Peki bu adımlar ne anlama geliyor?

  • 1 milyar $’lık ticaret anlaşması, hacmi sebebi ile kamuoyunda çok dikkat çekebiliyor. Fakat 1 milyar $’lık bir anlaşma ile 2 yılda günlük ortalama ne kadar petrol alınacağı açısından yaklaşıldığında ise konunun o kadar da önemli ve büyük olmadığı fark edilebiliyor. Çünkü 2 yıllığına 1 milyar $’lık anlaşma demek, günlük 27 000 varil petrol ticareti anlamına geliyor. Bu miktar da Kuzey Irak’ın ya da Rosneft gibi bir şirketin günlük petrol ticaret hacmi ile karşılaştırıldığında, pek de önemli olmadığı kolaylıkla anlaşılıyor.
  • Geçtiğimiz günlerde imzalanan ikinci anlaşma paketine gelindiğinde ise;
    • 2016 Kasım ayında zaten Kuzey Irak Yönetimi 20 adet bloğun 2017’de ihaleye çıkartılacağını açıklamıştı.
    • Anlaşılan o ki, gerek bölgedeki çalışmalarından, gerek bölgede uzun yıllardır faaliyet gösteren ve bilgi paylaşımı içinde olduğu Gazprom’un tavsiyeleri üzerine, Rosneft’te bu bloklardan 5 tanesi ile ilgilenmeye başlamış.
    • Bunun neticesinde de 5 adet ruhsat ile ilgili üretim-paylaşım anlaşması imzalanmış. Bunların isimleri ve yerleri henüz kamuoyu ile paylaşılmamış.
    • Bu açılardan baktığımızda, bu bütün yabancı firmalar için geçerli olan normal bir süreç.
    • Bunun yanı sıra, Rosneft’e kapasitesi açıklanmayan miktarda, mevcut ana bölgesel nakil sisteminden bir hacim tahsis edilmiş. (Ayrıca bu nakil sisteminin de mevcut kapasitesinin 700 000 varil/gün olduğu, bu kapasitenin 2017 sonunda 1 milyon varile ulaştırılacağı açıklanmış.)
    • Bu kapasite tahsisi de bütün üretici şirketlere sağlanan normal bir durum.
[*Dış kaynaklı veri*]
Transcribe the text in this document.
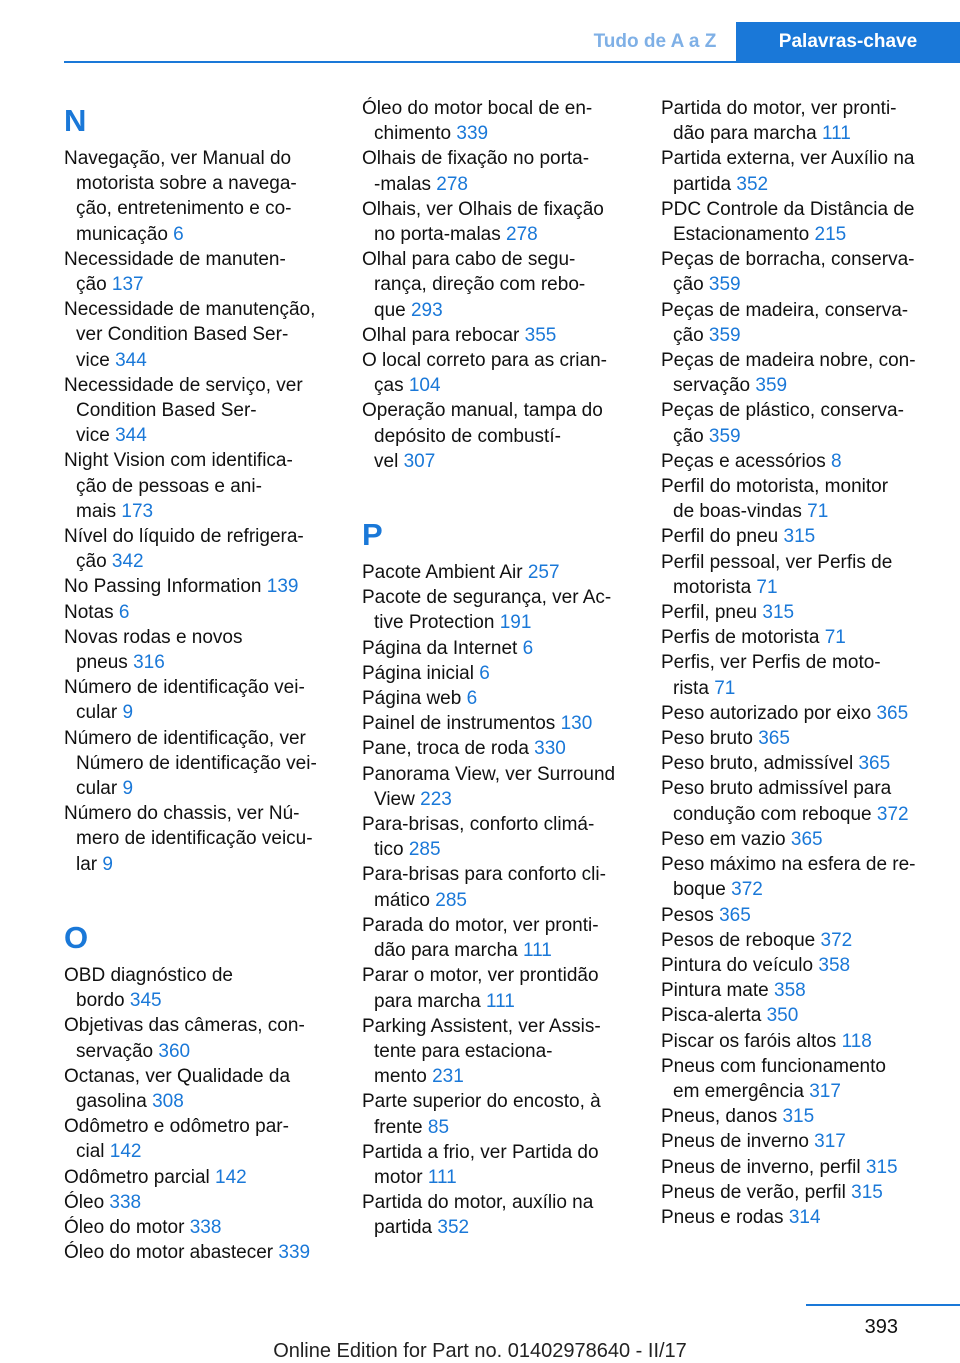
Tudo de A a Z	Palavras-chave
N
Navegação, ver Manual do
motorista sobre a navega-
ção, entretenimento e co-
municação 6
Necessidade de manuten-
ção 137
Necessidade de manutenção,
ver Condition Based Ser-
vice 344
Necessidade de serviço, ver
Condition Based Ser-
vice 344
Night Vision com identifica-
ção de pessoas e ani-
mais 173
Nível do líquido de refrigera-
ção 342
No Passing Information 139
Notas 6
Novas rodas e novos
pneus 316
Número de identificação vei-
cular 9
Número de identificação, ver
Número de identificação vei-
cular 9
Número do chassis, ver Nú-
mero de identificação veicu-
lar 9
O
OBD diagnóstico de
bordo 345
Objetivas das câmeras, con-
servação 360
Octanas, ver Qualidade da
gasolina 308
Odômetro e odômetro par-
cial 142
Odômetro parcial 142
Óleo 338
Óleo do motor 338
Óleo do motor abastecer 339
Óleo do motor bocal de en-
chimento 339
Olhais de fixação no porta-
-malas 278
Olhais, ver Olhais de fixação
no porta-malas 278
Olhal para cabo de segu-
rança, direção com rebo-
que 293
Olhal para rebocar 355
O local correto para as crian-
ças 104
Operação manual, tampa do
depósito de combustí-
vel 307
P
Pacote Ambient Air 257
Pacote de segurança, ver Ac-
tive Protection 191
Página da Internet 6
Página inicial 6
Página web 6
Painel de instrumentos 130
Pane, troca de roda 330
Panorama View, ver Surround
View 223
Para-brisas, conforto climá-
tico 285
Para-brisas para conforto cli-
mático 285
Parada do motor, ver pronti-
dão para marcha 111
Parar o motor, ver prontidão
para marcha 111
Parking Assistent, ver Assis-
tente para estaciona-
mento 231
Parte superior do encosto, à
frente 85
Partida a frio, ver Partida do
motor 111
Partida do motor, auxílio na
partida 352
Partida do motor, ver pronti-
dão para marcha 111
Partida externa, ver Auxílio na
partida 352
PDC Controle da Distância de
Estacionamento 215
Peças de borracha, conserva-
ção 359
Peças de madeira, conserva-
ção 359
Peças de madeira nobre, con-
servação 359
Peças de plástico, conserva-
ção 359
Peças e acessórios 8
Perfil do motorista, monitor
de boas-vindas 71
Perfil do pneu 315
Perfil pessoal, ver Perfis de
motorista 71
Perfil, pneu 315
Perfis de motorista 71
Perfis, ver Perfis de moto-
rista 71
Peso autorizado por eixo 365
Peso bruto 365
Peso bruto, admissível 365
Peso bruto admissível para
condução com reboque 372
Peso em vazio 365
Peso máximo na esfera de re-
boque 372
Pesos 365
Pesos de reboque 372
Pintura do veículo 358
Pintura mate 358
Pisca-alerta 350
Piscar os faróis altos 118
Pneus com funcionamento
em emergência 317
Pneus, danos 315
Pneus de inverno 317
Pneus de inverno, perfil 315
Pneus de verão, perfil 315
Pneus e rodas 314
393
Online Edition for Part no. 01402978640 - II/17
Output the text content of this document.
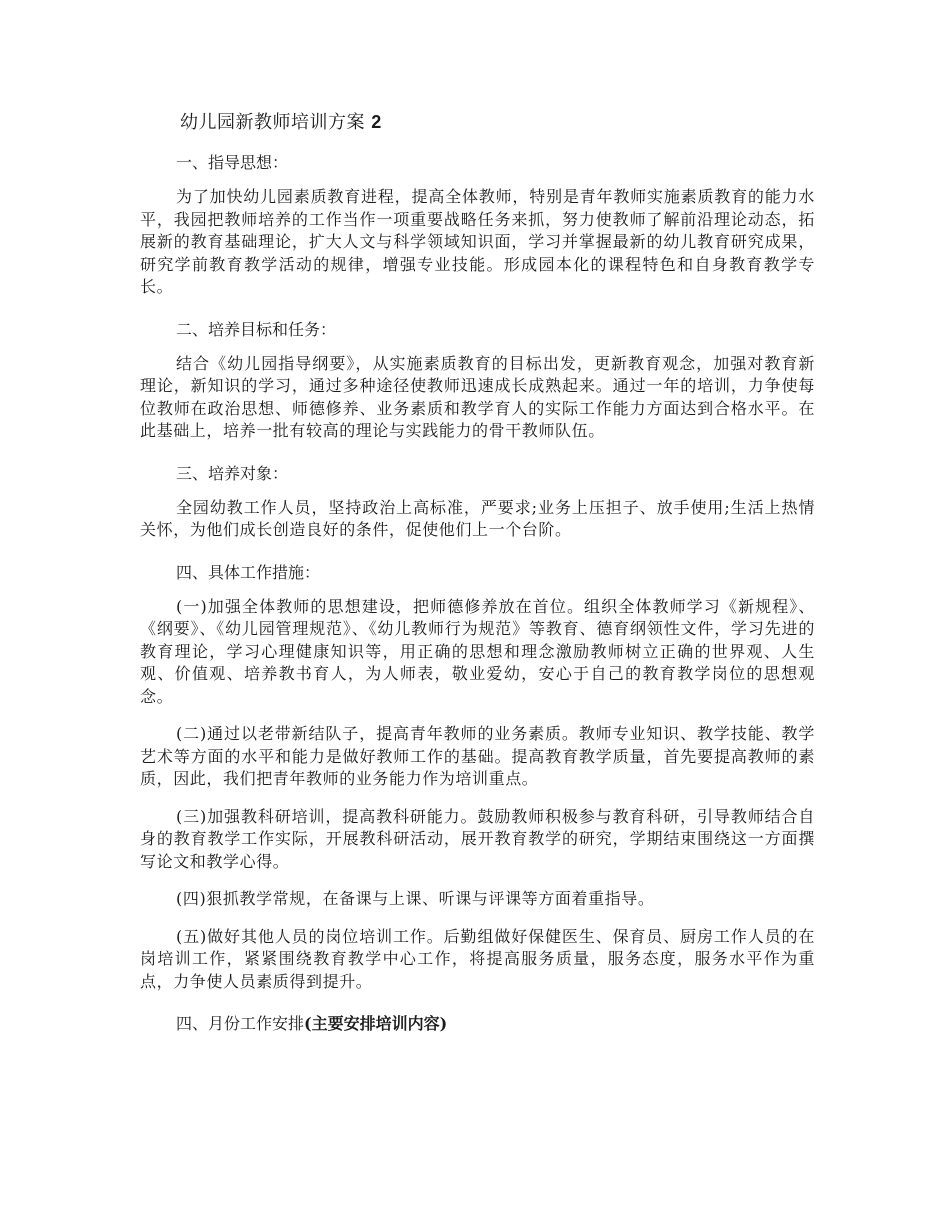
幼儿园新教师培训方案 2
一、指导思想：

为了加快幼儿园素质教育进程，提高全体教师，特别是青年教师实施素质教育的能力水平，我园把教师培养的工作当作一项重要战略任务来抓，努力使教师了解前沿理论动态，拓展新的教育基础理论，扩大人文与科学领域知识面，学习并掌握最新的幼儿教育研究成果，研究学前教育教学活动的规律，增强专业技能。形成园本化的课程特色和自身教育教学专长。

二、培养目标和任务：

结合《幼儿园指导纲要》，从实施素质教育的目标出发，更新教育观念，加强对教育新理论，新知识的学习，通过多种途径使教师迅速成长成熟起来。通过一年的培训，力争使每位教师在政治思想、师德修养、业务素质和教学育人的实际工作能力方面达到合格水平。在此基础上，培养一批有较高的理论与实践能力的骨干教师队伍。

三、培养对象：

全园幼教工作人员，坚持政治上高标准，严要求;业务上压担子、放手使用;生活上热情关怀，为他们成长创造良好的条件，促使他们上一个台阶。

四、具体工作措施：

(一)加强全体教师的思想建设，把师德修养放在首位。组织全体教师学习《新规程》、《纲要》、《幼儿园管理规范》、《幼儿教师行为规范》等教育、德育纲领性文件，学习先进的教育理论，学习心理健康知识等，用正确的思想和理念激励教师树立正确的世界观、人生观、价值观、培养教书育人，为人师表，敬业爱幼，安心于自己的教育教学岗位的思想观念。

(二)通过以老带新结队子，提高青年教师的业务素质。教师专业知识、教学技能、教学艺术等方面的水平和能力是做好教师工作的基础。提高教育教学质量，首先要提高教师的素质，因此，我们把青年教师的业务能力作为培训重点。

(三)加强教科研培训，提高教科研能力。鼓励教师积极参与教育科研，引导教师结合自身的教育教学工作实际，开展教科研活动，展开教育教学的研究，学期结束围绕这一方面撰写论文和教学心得。

(四)狠抓教学常规，在备课与上课、听课与评课等方面着重指导。

(五)做好其他人员的岗位培训工作。后勤组做好保健医生、保育员、厨房工作人员的在岗培训工作，紧紧围绕教育教学中心工作，将提高服务质量，服务态度，服务水平作为重点，力争使人员素质得到提升。

四、月份工作安排(主要安排培训内容)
Çünkü üretimi nakletmekle mükellefsiniz ve bunun için bölgede bir boru hattı var ise, oradan boş kapasite talep edersiniz.
    • Dikkat edilirse, tahsis edilen kapasite üretimi kendi başına satma anlamına gelmemektedir. İlgili boru hattının da 36”lik Khurmala – Habur Hattı olduğu düşünülmektedir.

Demek ki, yukarıdaki açıklamalardan da anlaşılacağı üzere, Kuzey Irak’ın Rus hakimiyetini kabul ettiği gibi bir durum zaten ortada yok. Bununla birlikte yapılan anlaşmalar o kadar da büyütülecek boyutta değil ve bütün yabancı yatırımcılar ile yürütülebilecek standartlar seviyesinde.

Tabii bu arada denkleme Rus şirketlerinin alt şirketlerinden bazılarının, Kuzey Suriye’deki bazı sahalardan PYD/YPG gibi terör örgütlerine de pay vererek, günlük 30 000 varilden fazla ağır petrol üretimi yaptığı, bu üretimi de Kuzey Irak Yönetimine çok makul bir rakama (elde edilen duyumlara göre 25 $’ın dahi altına) sattığı konusu da eklenince, Rusların bölgede attığı adımlar çok da farklı noktalara çekilebiliyor.

Bu gibi duyum niteliğindeki hususların da yetkililerce incelenmesi ve yerine göre yaptırım uygulanması da önemli hale geliyor.